Abstract:With the rapid development of smartphones, facial analysis has been playing an increasingly important role in a multitude of mobile applications. In most scenarios, face tracking serves as a crucial first step because more often than not, a mobile application would only need to focus on analysing a specific face in a complex setting. Albeit inheriting many commons traits of the generic visual tracking problem, face tracking in mobile scenarios is characterised by a unique set of challenges. In this work, we propose iBUG MobiFace benchmark, the first mobile face tracking benchmark consisting of 50 sequences captured by smartphone users in unconstrained environments.
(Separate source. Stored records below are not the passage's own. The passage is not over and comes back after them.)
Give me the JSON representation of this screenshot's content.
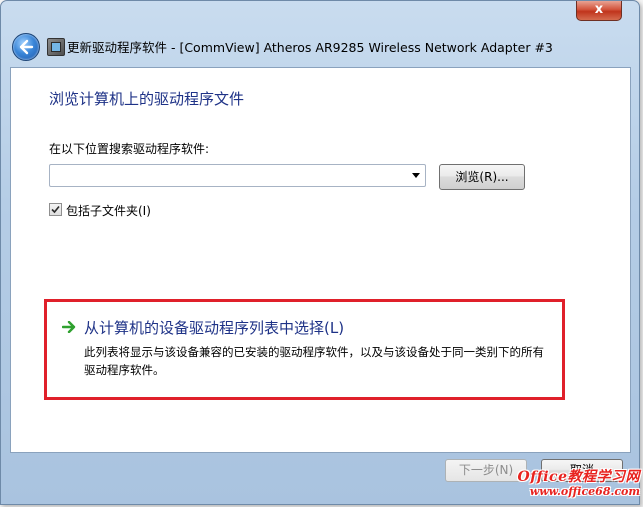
{
  "window": {
    "title": "更新驱动程序软件 - [CommView] Atheros AR9285 Wireless Network Adapter #3",
    "close_label": "x"
  },
  "page": {
    "heading": "浏览计算机上的驱动程序文件",
    "search_label": "在以下位置搜索驱动程序软件:",
    "path_value": "",
    "browse_label": "浏览(R)...",
    "include_subfolders_label": "包括子文件夹(I)",
    "include_subfolders_checked": true
  },
  "option": {
    "title": "从计算机的设备驱动程序列表中选择(L)",
    "description": "此列表将显示与该设备兼容的已安装的驱动程序软件，以及与该设备处于同一类别下的所有驱动程序软件。",
    "highlight_color": "#e0202a"
  },
  "footer": {
    "next_label": "下一步(N)",
    "cancel_label": "取消"
  },
  "watermark": {
    "line1": "Office教程学习网",
    "line2": "www.office68.com"
  },
  "colors": {
    "heading": "#1e3287",
    "frame": "#b5cde6",
    "accent_arrow": "#2fa12f"
  },
  "icons": {
    "back": "back-arrow-icon",
    "app": "device-manager-icon",
    "option_arrow": "green-arrow-icon",
    "combo": "chevron-down-icon"
  }
}
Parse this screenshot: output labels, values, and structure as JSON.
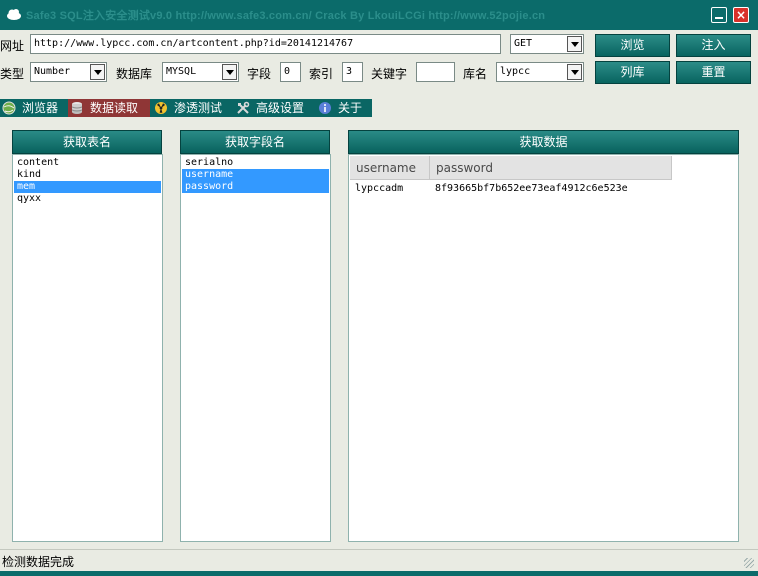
{
  "window": {
    "title": "Safe3 SQL注入安全测试v9.0  http://www.safe3.com.cn/       Crack  By  LkouiLCGi      http://www.52pojie.cn",
    "minimize_label": "",
    "close_label": "×"
  },
  "toolbar": {
    "url_label": "网址",
    "url_value": "http://www.lypcc.com.cn/artcontent.php?id=20141214767",
    "method": "GET",
    "type_label": "类型",
    "type_value": "Number",
    "db_label": "数据库",
    "db_value": "MYSQL",
    "field_label": "字段",
    "field_value": "0",
    "index_label": "索引",
    "index_value": "3",
    "keyword_label": "关键字",
    "keyword_value": "",
    "dbname_label": "库名",
    "dbname_value": "lypcc",
    "browse_label": "浏览",
    "inject_label": "注入",
    "listdb_label": "列库",
    "reset_label": "重置"
  },
  "tabs": [
    {
      "label": "浏览器",
      "icon": "globe-icon",
      "active": false
    },
    {
      "label": "数据读取",
      "icon": "database-icon",
      "active": true
    },
    {
      "label": "渗透测试",
      "icon": "radiation-icon",
      "active": false
    },
    {
      "label": "高级设置",
      "icon": "tools-icon",
      "active": false
    },
    {
      "label": "关于",
      "icon": "info-icon",
      "active": false
    }
  ],
  "tables_panel": {
    "header": "获取表名",
    "items": [
      "content",
      "kind",
      "mem",
      "qyxx"
    ],
    "selected": 2
  },
  "fields_panel": {
    "header": "获取字段名",
    "items": [
      "serialno",
      "username",
      "password"
    ],
    "selected": [
      1,
      2
    ]
  },
  "data_panel": {
    "header": "获取数据",
    "columns": [
      "username",
      "password"
    ],
    "rows": [
      [
        "lypccadm",
        "8f93665bf7b652ee73eaf4912c6e523e"
      ]
    ]
  },
  "status": {
    "text": "检测数据完成"
  },
  "colors": {
    "teal": "#0b6b6a",
    "active_tab": "#8f3636",
    "selection": "#3399ff"
  }
}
The sequences contain a total of 50,736 frames with 46 distinct identities to be tracked. The tracking target in each sequence is selected with varying difficulties in mobile scenarios. In addition to frame by frame bounding box, the annotations of 9 sequence attributes(e.g. multiple faces) are provided. We further provide a survey of 23 state-of-the-art visual trackers and a comprehensive quantitative evaluation of these methods on the proposed benchmark. In particular, trackers from two most popular frameworks, namely, correlation filter-based tracking and deep learning-based tracking, are studied. Our experiment shows that (a) the performance of all existing generic object trackers drops significantly on the mobile face tracking scenario, suggesting the need of more research effort into mobile face tracking, and (b) the effective combination of deep learning tracking and face-related algorithms(e.g. face detection) provides the most promising basis for future developments in the field. The database, annotations and evaluation protocol/code will be made publicly available on the iBUG website.